Pam Bondi. (Washington Blade photo by Michael Key)
The Justice Department has asked hospitals to share a wide range of sensitive information about transgender patients younger than 19, according to a subpoena that was made public in a court filing this week.
Per the document, which was issued to the Children’s Hospital of Philadelphia, the agency has demanded billing information, communication with drugmakers, and data like patients’ birth dates, Social Security numbers and addresses, along with emails, Zoom recordings, “every writing or record of whatever type” providers have made, voicemails, and text messages.
The request covers material going back as far as January 2020, well before gender affirming care was banned anywhere in the U.S. About half of the states have since passed restrictions, with the U.S. Supreme Court ruling them constitutional in this summer’s decision in U.S. v. Skrmetti.
Attorney General Pam Bondi announced in July that the Justice Department had issued more than 20 subpoenas seeking to hold “medical professionals and organizations that mutilated children in the service of a warped ideology” accountable.

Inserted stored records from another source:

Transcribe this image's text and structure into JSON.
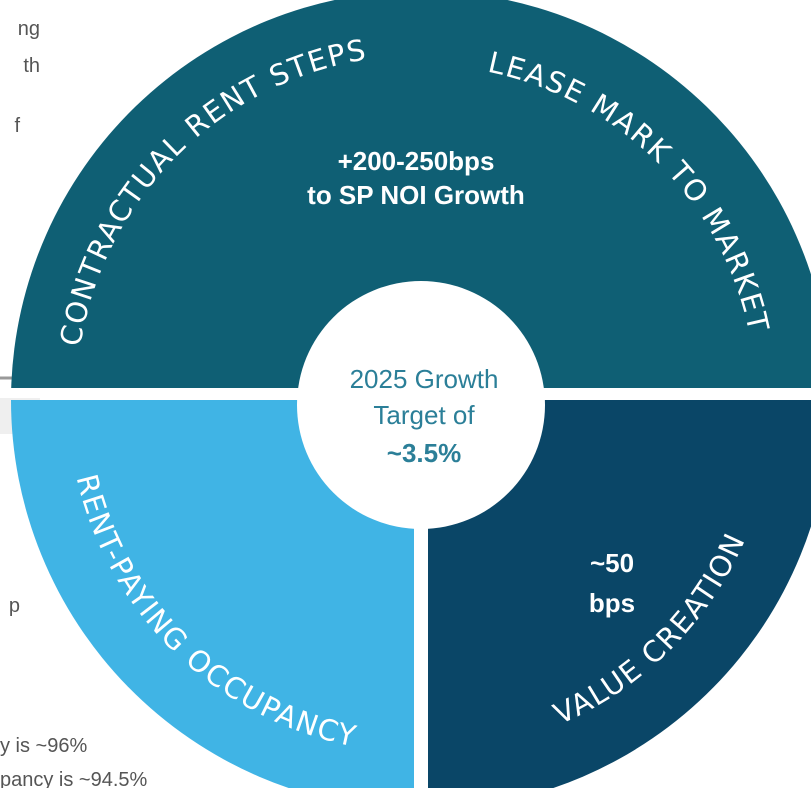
{
  "left_text": [
    "ng",
    "th",
    "f",
    "p",
    "y is ~96%",
    "pancy is ~94.5%"
  ],
  "segments": [
    {
      "label": "CONTRACTUAL RENT STEPS"
    },
    {
      "label": "LEASE MARK TO MARKET"
    },
    {
      "label": "RENT-PAYING OCCUPANCY"
    },
    {
      "label": "VALUE CREATION"
    }
  ],
  "top_callout": [
    "+200-250bps",
    "to SP NOI Growth"
  ],
  "right_callout": [
    "~50",
    "bps"
  ],
  "center": [
    "2025 Growth",
    "Target of",
    "~3.5%"
  ]
}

Legal experts told the Washington Post that her disclosure of these details about the agency’s issuance of subpoenas was unusual, and that the breadth of information requested in the subpoenas was unprecedented.
Sources told the paper that the subpoenas were sent to providers in states where it is legal to administer gender affirming care for minor patients and to providers in states that have passed bans or restrictions.
Jacob T. Elberg, a law professor and former federal prosecutor, told the Post that under federal privacy laws, the DOJ must show that its collection of sensitive and personally identifying patient information was for a legitimate law enforcement purpose.